The researchers said that the strength of the association between depression and death was surprising. “The key for us now is to determine whether or not treating the depression—whether by medications, psychological approaches or exercise—can positively affect outcomes,” said Mark Newman, MD, Chairman of Anesthesiology at Duke.
Everolimus May Alleviate Vasculopathy in Heart Transplantation Patients
Everolimus was more effective in suppressing vasculopathy in heart transplantation patients than azathioprine, said researchers led by Howard J. Eisen, MD, of Temple University, in the August 28, 2003, issue of The New England Journal of Medicine (N Engl J Med. 2003;349:847–858OpenUrlCrossRefPubMed).
Everolimus both inhibits proliferation and suppresses the immune system. Azathioprine is considered an immunosuppressive drug. In the study, researchers randomly assigned 634 patients to 1.5 or 3 mg per day of everolimus or to 1 to 3 mg of azathioprine per kilogram of body weight per day. Patients also received cyclosporine, corticosteroids, and statins.
Patients were followed up until they had died, suffered loss of the graft, undergone retransplantation, had proved grade 3A rejection, or had rejection with compromise of blood flow. Patients in the group that received 3 mg or 1.5 mg daily of everolimus were significantly less likely to have reached one of the end points than those who received azathioprine. In fact, 27% of the 3-mg-everolimus group and 36.4% of the 1.5-mg-everolimus group had reached one of the end points, compared with 46.7% of the azathioprine group.

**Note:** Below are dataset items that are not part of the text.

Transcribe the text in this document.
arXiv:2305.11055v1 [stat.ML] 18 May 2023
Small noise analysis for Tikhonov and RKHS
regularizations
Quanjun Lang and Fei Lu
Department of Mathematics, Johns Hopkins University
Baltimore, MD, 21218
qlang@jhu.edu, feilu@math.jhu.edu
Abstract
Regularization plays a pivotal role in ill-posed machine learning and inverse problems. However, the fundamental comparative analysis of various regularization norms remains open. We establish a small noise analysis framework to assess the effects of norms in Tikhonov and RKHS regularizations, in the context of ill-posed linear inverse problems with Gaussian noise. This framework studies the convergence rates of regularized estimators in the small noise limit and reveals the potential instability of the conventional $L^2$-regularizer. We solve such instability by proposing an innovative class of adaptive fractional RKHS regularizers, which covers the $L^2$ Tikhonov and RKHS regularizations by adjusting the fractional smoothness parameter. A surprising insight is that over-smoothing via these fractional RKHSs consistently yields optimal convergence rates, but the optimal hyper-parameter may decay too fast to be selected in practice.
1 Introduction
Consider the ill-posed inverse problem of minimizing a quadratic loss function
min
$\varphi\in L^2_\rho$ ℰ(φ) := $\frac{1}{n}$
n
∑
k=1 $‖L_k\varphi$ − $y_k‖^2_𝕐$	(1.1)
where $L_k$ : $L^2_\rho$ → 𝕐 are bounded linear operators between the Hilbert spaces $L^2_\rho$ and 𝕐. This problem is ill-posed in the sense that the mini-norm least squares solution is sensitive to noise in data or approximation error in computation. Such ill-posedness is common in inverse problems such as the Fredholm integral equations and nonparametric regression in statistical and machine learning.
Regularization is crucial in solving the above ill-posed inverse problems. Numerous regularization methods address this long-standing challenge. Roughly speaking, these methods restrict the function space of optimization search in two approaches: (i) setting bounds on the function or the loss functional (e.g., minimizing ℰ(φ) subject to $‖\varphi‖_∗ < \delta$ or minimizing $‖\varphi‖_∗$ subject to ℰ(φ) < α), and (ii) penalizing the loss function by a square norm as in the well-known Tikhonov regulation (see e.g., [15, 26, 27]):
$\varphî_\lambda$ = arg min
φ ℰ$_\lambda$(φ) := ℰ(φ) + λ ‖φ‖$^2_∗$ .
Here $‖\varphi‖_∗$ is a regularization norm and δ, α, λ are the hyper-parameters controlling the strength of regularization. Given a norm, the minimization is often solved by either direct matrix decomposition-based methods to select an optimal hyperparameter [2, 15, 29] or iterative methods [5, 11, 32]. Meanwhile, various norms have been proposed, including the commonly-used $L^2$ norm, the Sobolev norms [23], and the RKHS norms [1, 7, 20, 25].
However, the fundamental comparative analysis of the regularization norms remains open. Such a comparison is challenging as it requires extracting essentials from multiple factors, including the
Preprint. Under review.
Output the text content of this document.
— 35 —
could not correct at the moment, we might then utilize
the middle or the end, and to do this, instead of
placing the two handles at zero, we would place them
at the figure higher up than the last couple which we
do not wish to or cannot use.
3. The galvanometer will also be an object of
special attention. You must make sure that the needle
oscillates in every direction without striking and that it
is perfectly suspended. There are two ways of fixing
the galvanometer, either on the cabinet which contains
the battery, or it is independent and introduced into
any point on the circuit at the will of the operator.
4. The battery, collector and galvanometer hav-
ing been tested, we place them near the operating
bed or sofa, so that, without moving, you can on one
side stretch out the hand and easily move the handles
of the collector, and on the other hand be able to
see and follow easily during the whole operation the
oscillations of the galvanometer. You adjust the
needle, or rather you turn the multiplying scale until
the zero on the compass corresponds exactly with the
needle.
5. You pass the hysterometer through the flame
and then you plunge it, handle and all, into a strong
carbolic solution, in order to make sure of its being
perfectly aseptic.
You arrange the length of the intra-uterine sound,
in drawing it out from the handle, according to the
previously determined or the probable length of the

When patients underwent intravascular ultrasonography, those who received everolimus had a smaller average increase in maximal intimal thickness 12 months after transplantation than did those who took azathioprine. Although the rate of cytomegalovirus infection was less in the everolimus groups, rates of bacterial infection were higher in the 3-mg-everolimus group than in the azathioprine group. In addition, serum creatinine levels were significantly higher in the 2 everolimus groups. Despite this, the researchers concluded that everolimus was more effective than azathioprine in reducing heart transplantation–associated vasculopathy.